9. He lets you take care of his dog.
He trusts you, with his dog. Why not let you take care of Fido, you’re free, and he knows you won’t hurt the dog. Doesn’t mean he trusts you with his heart.
10. The sex is Mind-Blowing!
Practice makes perfect, need I say more?
11. You’re in his Snapchat story.
So are those frat brothers.
12. You legit Netflix and chill.
Like people in actual relationships do. Just don’t get it twisted, doesn’t mean you’re in one.
13. He doesn’t just talk to you at 2 a.m.
You’re definitely more than a booty call, but he could just be bored, besides he does LIKE you.
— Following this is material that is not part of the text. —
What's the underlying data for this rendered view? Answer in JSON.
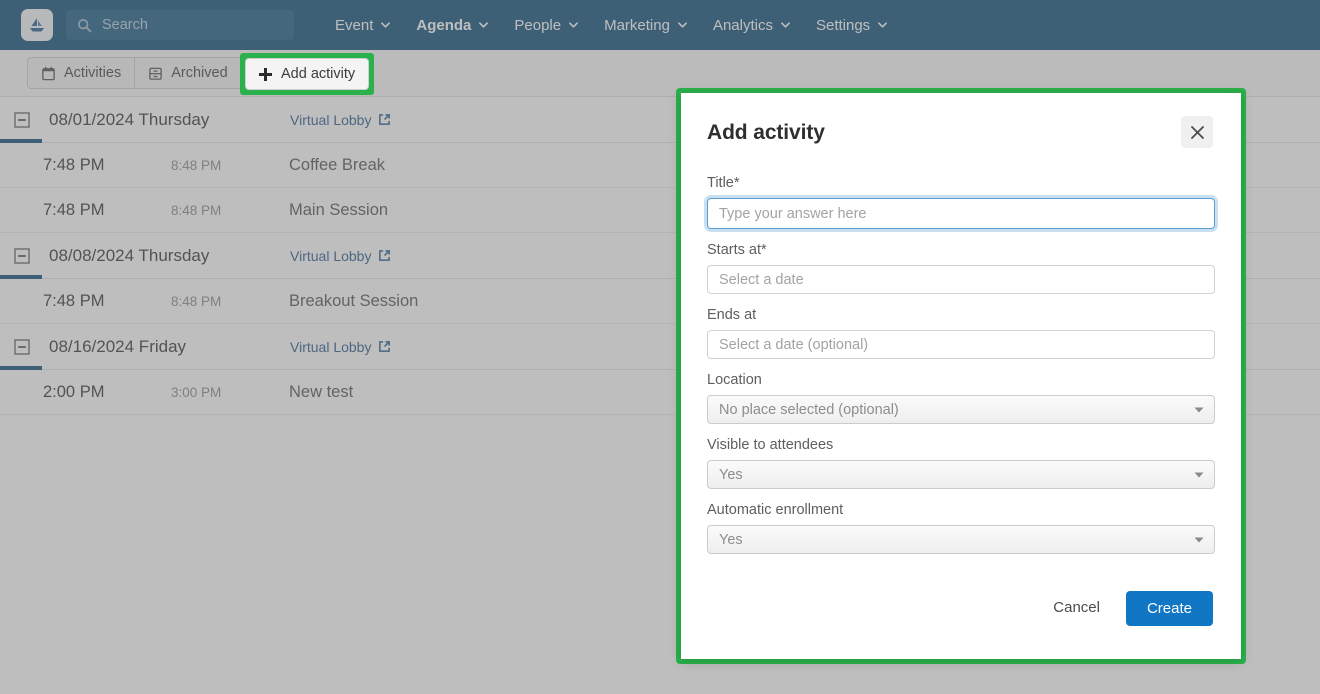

14. He’s seen you without makeup.
You can be yourself in front of him; he pretends like he is too, but is he really?
15. He cooks for you.
Don’t be fooled by spaghetti and meatballs. Like I said, he has to eat too.
16. He has a kitchen cabinet with some of your favorite snacks.
Coincidence, he likes them too.
17. He wasn’t freaked out when your time of the month came early, and it got on his sheets.
Why freak out, he has a washing machine. He’s not going to stop until he’s finish getting his.
18. He says he doesn’t want to be with anyone else.
Sounds like you’re on your way to a relationship, yet he doesn’t call you his girlfriend.
Sometimes these things do turn into a legitimate relationship. But just a word to the wise, don’t jump the gun. Just because he exhibits the above signs doesn’t mean he’s ready to commit. -Lisa P.